Mereka memilih kopi karena dua alasan. Pertama, kopi dikonsumsi oleh banyak orang. Kedua, kopi dikonsumsi setiap hari atau tidak sama sekali.
Untuk mempelajari dampak minum kopi pada bioma usus, para peneliti mulai dengan menganalisis data medis dari sekitar 22.800 orang yang tinggal di Inggris dan AS dan 54.200 orang lainnya dalam 211 kelompok.

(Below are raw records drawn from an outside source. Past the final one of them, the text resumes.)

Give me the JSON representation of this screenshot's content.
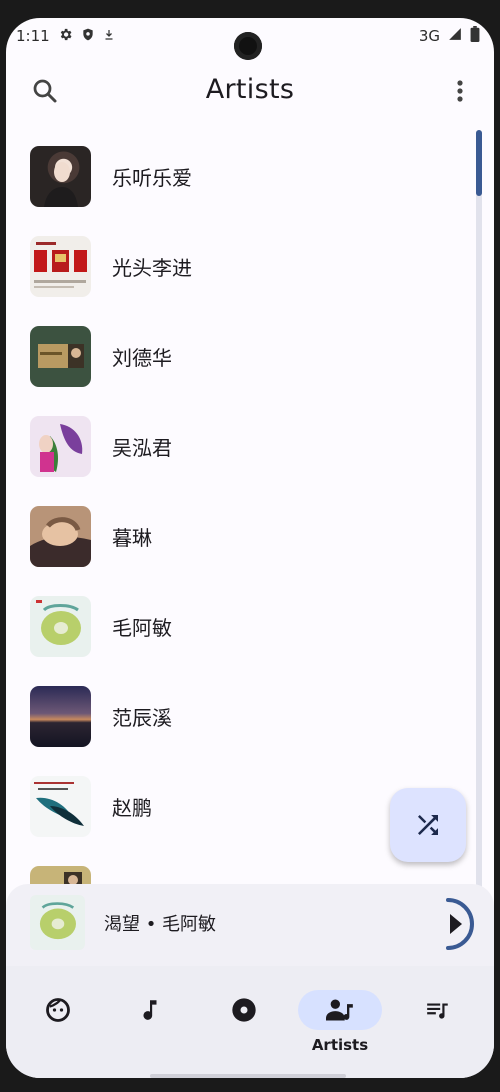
{
  "status": {
    "time": "1:11",
    "network": "3G"
  },
  "app_bar": {
    "title": "Artists"
  },
  "artists": [
    {
      "name": "乐听乐爱"
    },
    {
      "name": "光头李进"
    },
    {
      "name": "刘德华"
    },
    {
      "name": "吴泓君"
    },
    {
      "name": "暮琳"
    },
    {
      "name": "毛阿敏"
    },
    {
      "name": "范辰溪"
    },
    {
      "name": "赵鹏"
    }
  ],
  "now_playing": {
    "text": "渴望 • 毛阿敏"
  },
  "bottom_nav": {
    "active_label": "Artists"
  },
  "colors": {
    "accent": "#3a5a93",
    "active_pill": "#d7e1ff",
    "fab": "#dde3ff"
  }
}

Hal ini memungkinkan mereka untuk membandingkan data sampel tinja dari orang-orang yang melaporkan minum kopi dan mereka yang tidak, sambil mengeksplorasi perbedaan dalam bioma usus antara kedua kelompok.
Para peneliti menemukan satu perbedaan utama dalam kedua kelompok tersebut, yakni jumlah populasi bakteri yang disebut Lawsonibacter asaccharolyticus.
Orang-orang yang minum kopi secara teratur memiliki kadar setinggi delapan kali lipat dari mereka yang tidak, dan perbedaan tersebut tetap stabil untuk orang-orang di seluruh dunia.
Tim peneliti mengakui bahwa mereka tidak tahu apa dampak kadar L. asaccharolyticus yang lebih tinggi terhadap orang-orang, tetapi mengatakan bahwa hal itu kemungkinan terkait dengan manfaat kesehatan yang telah dikaitkan dengan minum kopi.
Peneliti menyarankan bahwa ada dampak substansial dari satu jenis makanan atau minuman pada bioma usus manusia, demikian laporan Science x Network. (BS)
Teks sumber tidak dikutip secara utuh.